The PerLTQA claim should be treated as paper/README scope, not checked-in code scope. The repository links the PerLTQA dataset, but this checkout's runnable evaluator is LoCoMo-shaped.
What to Watch
- Whether adaptive hierarchy retrieval moves from the LoCoMo script into the public
xMemoryAPI. - Whether a PerLTQA harness appears in source rather than only in the README claim.
- Whether construction artifacts start recording LLM identity, prompt versions, entropy/information-gain scores, and split/merge histories.
- Whether GEXF becomes an active retrieval input or remains an analysis/export artifact.
- Whether tests and package metadata appear; the current checkout is difficult to treat as a reusable library.
Bottom Line
xMemory is a code-grounded example of dialogue traces becoming a hierarchy of retained artifacts: raw messages, episode summaries, semantic facts, theme summaries, embeddings, kNN indexes, and graph exports. Its strongest lesson for commonplace is not a new storage substrate, but a retrieval contract: decouple behavior-shaping evidence into layers, select diverse high-level representatives first, and expand to raw traces only when the expected answer uncertainty drops enough to justify the context cost.
Relevant Notes:
- Trace-derived learning techniques in related systems - places: xMemory is a trace-to-hierarchy retrieval system with entropy-gated raw trace expansion.

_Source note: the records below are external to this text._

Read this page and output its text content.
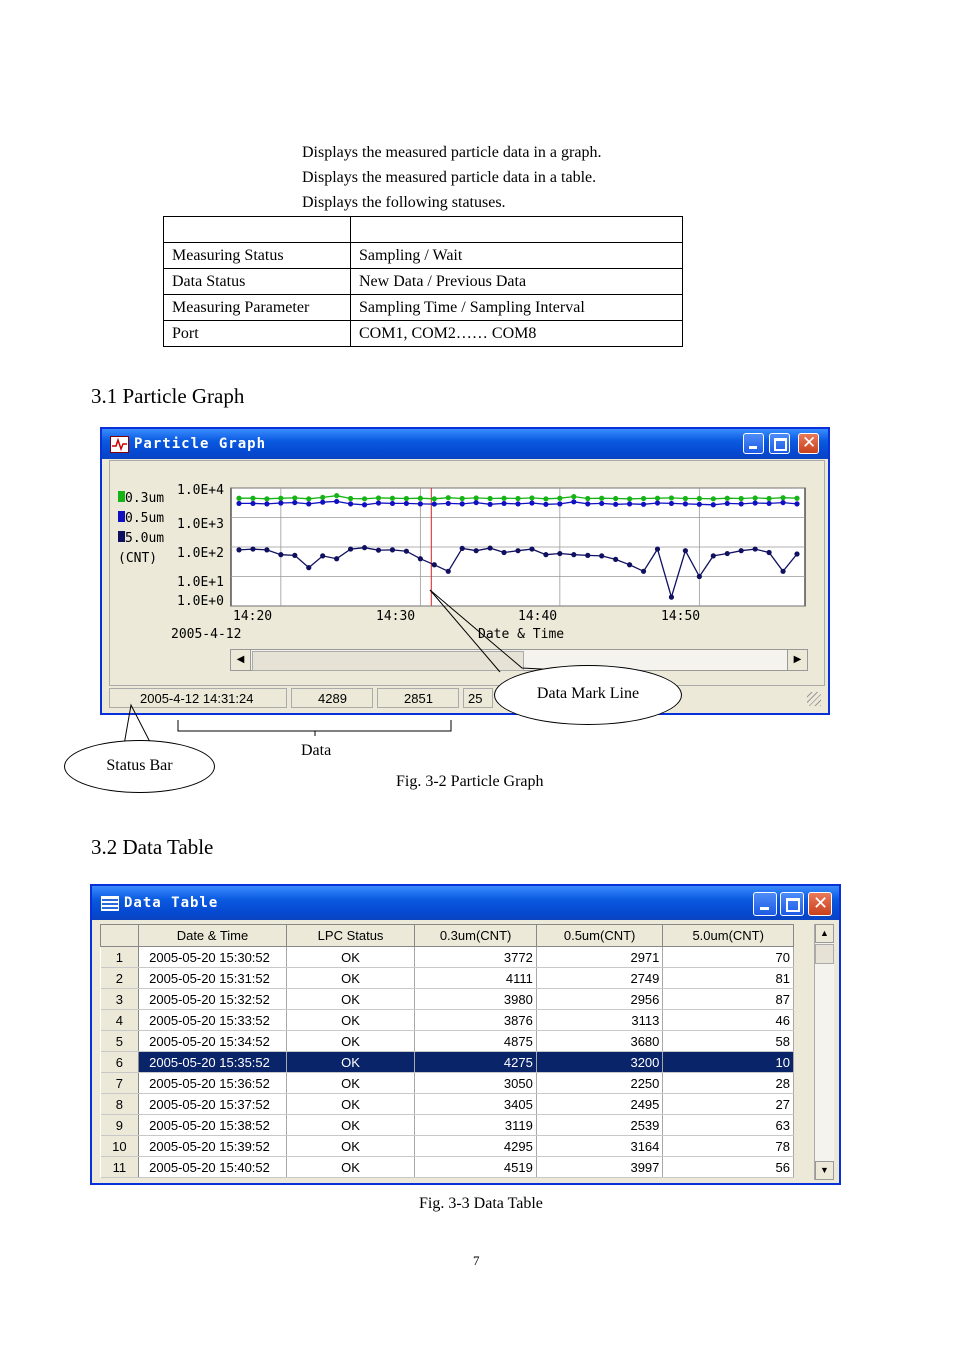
Displays the measured particle data in a graph.
Displays the measured particle data in a table.
Displays the following statuses.

Measuring Status	Sampling / Wait
Data Status	New Data / Previous Data
Measuring Parameter	Sampling Time / Sampling Interval
Port	COM1, COM2…… COM8
3.1 Particle Graph
Particle Graph	✕
0.3um
0.5um
5.0um
(CNT)
1.0E+4
1.0E+3
1.0E+2
1.0E+1
1.0E+0
14:20	14:30	14:40	14:50
2005-4-12	Date & Time
◀	▶
2005-4-12 14:31:24	4289	2851	25	Data Mark Line
Status Bar
Data
Fig. 3-2 Particle Graph
3.2 Data Table
Data Table	✕
	Date & Time	LPC Status	0.3um(CNT)	0.5um(CNT)	5.0um(CNT)
1	2005-05-20 15:30:52	OK	3772	2971	70
2	2005-05-20 15:31:52	OK	4111	2749	81
3	2005-05-20 15:32:52	OK	3980	2956	87
4	2005-05-20 15:33:52	OK	3876	3113	46
5	2005-05-20 15:34:52	OK	4875	3680	58
6	2005-05-20 15:35:52	OK	4275	3200	10
7	2005-05-20 15:36:52	OK	3050	2250	28
8	2005-05-20 15:37:52	OK	3405	2495	27
9	2005-05-20 15:38:52	OK	3119	2539	63
10	2005-05-20 15:39:52	OK	4295	3164	78
11	2005-05-20 15:40:52	OK	4519	3997	56
▲
▼
Fig. 3-3 Data Table
7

- Axes of artifact analysis - exemplifies: xMemory's raw messages, episode summaries, semantic facts, themes, embeddings, kNN JSON, GEXF graph, and retrieval scripts have different substrates and authority.
- Knowledge artifact - distinguishes: xMemory's messages, episodes, semantic facts, and theme summaries advise by evidence and context.
- System-definition artifact - distinguishes: xMemory's prompts, thresholds, config, coverage selector, entropy gate, and evaluation scripts configure and route behavior.
- Activate Behavior-Changing Memory Before The Mistake - compares-with: xMemory's retrieval policy tries to activate compact high-level memory before answer generation, then selectively expands evidence.